A striking characteristic of the human acute and chronic leukemias is the finding that they are the result of nonrandom, somatically acquired chromosomal translocations. The long-term goal of our research is to determine if there is a common mechanism involved in the generation of chromosomal translocations. As a biological model, we are using the RUNX1 gene, which encodes an important hematopoietic transcription factor and is the most frequent target of chromosomal translocations in acute myeloid leukemia (AMI). The RUNX1 gene is located on chromosome 21, and interestingly, for both the (8; 21) and (16; 21) AML-related translocations, all the genomic breakpoints are found in intron 5. Therefore, a key question is what are the factors that predispose the RUNX1 gene to be involved in chromosomal translocations? Our working hypothesis is that the chromatin structure present at the breakpoint regions is determinant for the t(8;21) translocation. Moreover, we hypothesize that the sub-nuclear localization of a gene may be determinant both of the gene susceptibility to dsDNA breaks and in the selection of the partner gene when a translocation is generated. A detailed comparison between the structural characteristics of chromatin and the nuclear positioning of the RUNX1, ETO and the recombinant AML/ETO locus will allow us to identify the presence of common features that may account for the increased accessibility observed at the breakpoint regions. The proposed experiments based on our preliminary data will combine the expertise of the collaborating laboratories to investigate the cis and trans acting factors that can be determinants of the RUNX1 locus recombination frequency. The focus of the parent grant is the interrelationship between chromatin organization, nuclear compartmentalization of Runx factors, and gene expression. In this FIRCA proposal, we extend the scope of these studies to address the relationship between Runx regulatory factors, nuclear localization, and susceptibility to chromosomal translocations. This research will be done primarily in Chile at the Universidad de Concepcion in collaboration with Soraya Gutierrez, as an extension of NIH grant 5P01 AR48818, projects.

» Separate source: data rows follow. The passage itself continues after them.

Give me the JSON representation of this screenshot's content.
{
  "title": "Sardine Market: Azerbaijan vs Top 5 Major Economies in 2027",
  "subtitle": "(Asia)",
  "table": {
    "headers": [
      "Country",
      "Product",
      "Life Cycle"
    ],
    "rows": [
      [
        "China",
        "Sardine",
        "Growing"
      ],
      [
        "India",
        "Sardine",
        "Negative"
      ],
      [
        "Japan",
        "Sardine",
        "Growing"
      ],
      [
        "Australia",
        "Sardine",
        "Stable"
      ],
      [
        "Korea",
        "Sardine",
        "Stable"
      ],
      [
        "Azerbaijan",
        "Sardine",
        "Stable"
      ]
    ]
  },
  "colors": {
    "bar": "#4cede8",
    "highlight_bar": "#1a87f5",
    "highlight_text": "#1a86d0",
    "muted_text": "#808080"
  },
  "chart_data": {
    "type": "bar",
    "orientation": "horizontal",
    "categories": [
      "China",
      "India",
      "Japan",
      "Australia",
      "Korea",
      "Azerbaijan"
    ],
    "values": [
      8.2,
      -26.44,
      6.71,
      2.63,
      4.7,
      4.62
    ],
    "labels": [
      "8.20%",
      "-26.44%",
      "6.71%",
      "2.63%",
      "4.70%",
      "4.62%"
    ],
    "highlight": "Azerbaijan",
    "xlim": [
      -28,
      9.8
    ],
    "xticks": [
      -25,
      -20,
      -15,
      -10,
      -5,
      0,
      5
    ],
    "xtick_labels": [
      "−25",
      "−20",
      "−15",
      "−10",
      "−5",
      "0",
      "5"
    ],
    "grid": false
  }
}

人类急性和慢性白血病的一个显著特征是发现它们是由 非随机的体细胞获得性染色体易位。我们研究的长期目标是 确定染色体易位的产生是否有共同的机制。作为一名 生物模型，我们使用的是RUNX1基因，它编码一种重要的造血转录 是急性髓系白血病(AMI)最常见的染色体易位靶点。这个 RUNX1基因位于21号染色体上，有趣的是，与(8；21)和(16；21)AML相关的 易位，所有的基因组断裂点都在内含子5中被发现。因此，一个关键的问题是什么是 使RUNX1基因参与染色体易位的因素？我们的工作 假设存在于断点区的染色质结构是t(8；21)的决定因素。 易位。此外，我们假设基因的亚核定位可能是决定性的。 对dsDNA断裂的易感性和易位时伴侣基因的选择 是生成的。染色质与细胞核结构特征的详细比较 定位RUNX1、ETO和重组的AML/ETO基因座将使我们能够识别 可以解释在断点区域观察到的可访问性增加的共同特征。这个 根据我们的初步数据提出的实验将结合合作的专业知识 实验室研究可作为RUNX1基因座决定因素的顺式和反式作用因素 重组频率。母基金的重点是染色质之间的相互关系。 组织、RUNX因子的核区划和基因表达。在FIRCA的这份提案中， 我们扩大了这些研究的范围，以解决RUNX调控因素、核 定位和对染色体易位的易感性。这项研究将主要在智利进行，时间为 康塞普西翁大学与索拉亚·古铁雷斯合作，作为NIH赠款5P01的延伸 AR48818，项目。